Hi I want to show the following fact :
Problem :
Let $x\geq 1$ and $n\geq 1$ a natural number and define:
$$f(x)={}^{2n}x=\underbrace{x^{x^{⋰^{x}}}}_{2n\text { times}}$$
Then we have :
$$f''(x)\ge 0$$
My sketch of proof for $x\ge y\geq 1$ :
We suppose by induction that $k\geq 2$ a natural number :
$${}^{k-1}x+{}^{k-1}y\geq {}^{k-1}\left(\frac{x+y}{2}\right)*2$$
Or :
$${}^{k-1}x\ln\left(\frac{x+y}{2}\right)+{}^{k-1}y\ln\left(\frac{x+y}{2}\right)\geq{}^{k-1}\left(\frac{x+y}{2}\right)*2\ln\left(\frac{x+y}{2}\right)$$
Now we want show that :
$${}^{k-1}x\ln\left(\frac{x+y}{2}\right)+{}^{k-1}y\ln\left(\frac{x+y}{2}\right)\leq {}^{k-1}x\ln\left(x\right)+{}^{k-1}y\ln\left(y\right)$$
Or :
$${}^{k-1}x\ln\left(\frac{\frac{x}{y}+1}{2}\right)+{}^{k-1}y\ln\left(\frac{\frac{y}{x}+1}{2}\right) \ge 0$$
As we have suppose that the function $g(x)=^{2n-1}x$ is convex on the interval $I=[1,\infty)$ (we use Jensen's definition +continuity) next we use Karamata's inequality with $g(x)$ to have the inequalities :
$$x\ln\left(\frac{\frac{x}{y}+1}{2}\right)\ge 0$$
And
$$x\ln\left(\frac{\frac{x}{y}+1}{2}\right)+y\ln\left(\frac{\frac{y}{x}+1}{2}\right) \ge 0$$
It works because the function $g$ is also increasing . Conclude by induction . Obviously log convexity implies convexity also .
We are done
My natural question is :
Is my strategy correct ?
Thanks in advance .
For $x>0$, define recursively $f_n(x)$ by $f_0(x) = 1$ and $f_{n+1}(x) = x^{f_n(x)}$ for every $n \ge 0$. Hence, $f_1(x)=x$, $f_2(x)=x^x$, $f_3(x)=x^{(x^x)}$ and so on.
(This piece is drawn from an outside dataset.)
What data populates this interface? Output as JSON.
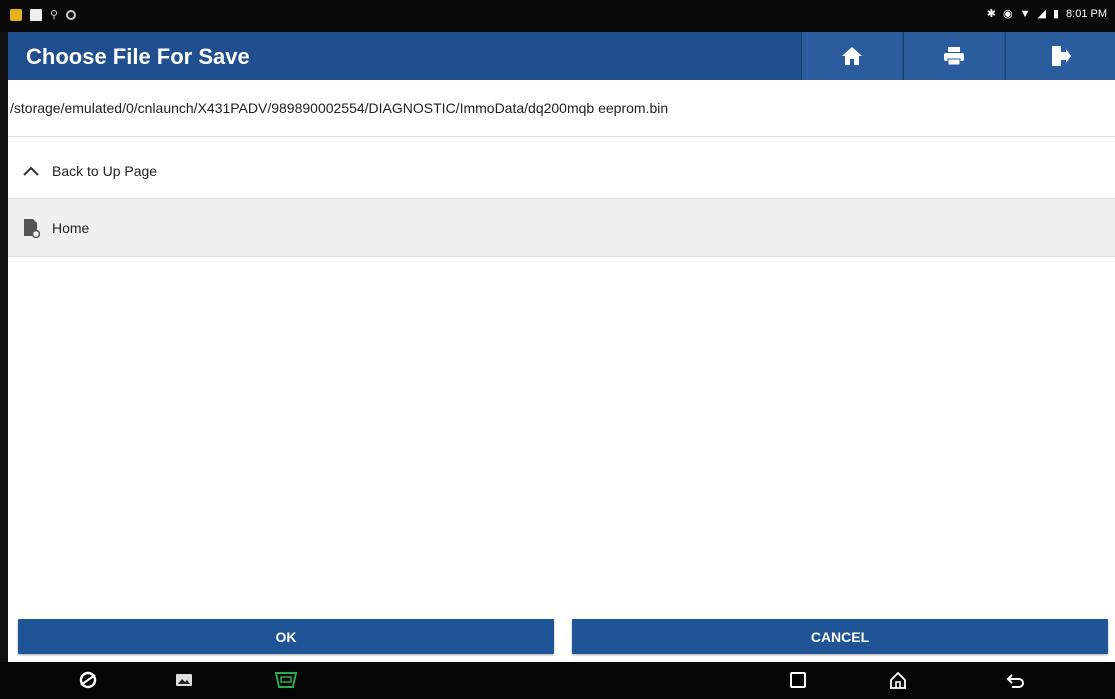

We prove by recursion that for every $n \ge 0$, $$\forall x \ge 1,~f_n(x) \ge 1 \text{ and } f_n'(x) \ge 0 \text{ and } f_n''(x) \ge 0.$$ When $n=0$, these large inequalities are equalities.
Let $n \ge 0$ and assume that the inequalities above hold. Then for every $x \ge 1$, $$f_{n+1}(x) = \exp(f_n(x)\ln x) \ge \exp(0) = 1,$$ $$f_{n+1}'(x) = \Big(f_n'(x)\ln x + f_n(x)\frac{1}{x} \Big) f_{n+1}(x) \ge (0+1) \times 1 = 1 \ge 0,$$ \begin{eqnarray*} f_{n+1}'(x) &=& \Big(f_n''(x)\ln x + 2f_n'(x)\frac{1}{x} - f_n(x)\frac{1}{x^2} \Big) f_{n+1}(x) + \Big(f_n'(x)\ln x + f_n(x)\frac1x \Big) f_{n+1}'(x) \\ &=& \Big(f_n''(x)\ln x + 2\frac{f_n'(x)}{x} - \frac{f_n(x)}{x^2} \Big) f_{n+1}(x) + \Big(f_n'(x)\ln x + \frac{f_n(x)}{x} \Big)^2 f_{n+1}(x) \\ &=& \Big(f_n''(x)\ln x + 2\frac{f_n'(x)}{x} + \frac{f_n(x)^2-f_n(x)}{x^2} + f_n'(x)^2\ln^2 x + 2f_n'(x)\ln x \frac{f_n(x)}{x} \Big) f_{n+1}(x) \\ &\ge& 0, \end{eqnarray*} which shows the inequalities for the integer $n+1$.
Hence for every $n \ge 0$, the function $f_n$ is non-decreasing and convex on $[1,+\infty[$.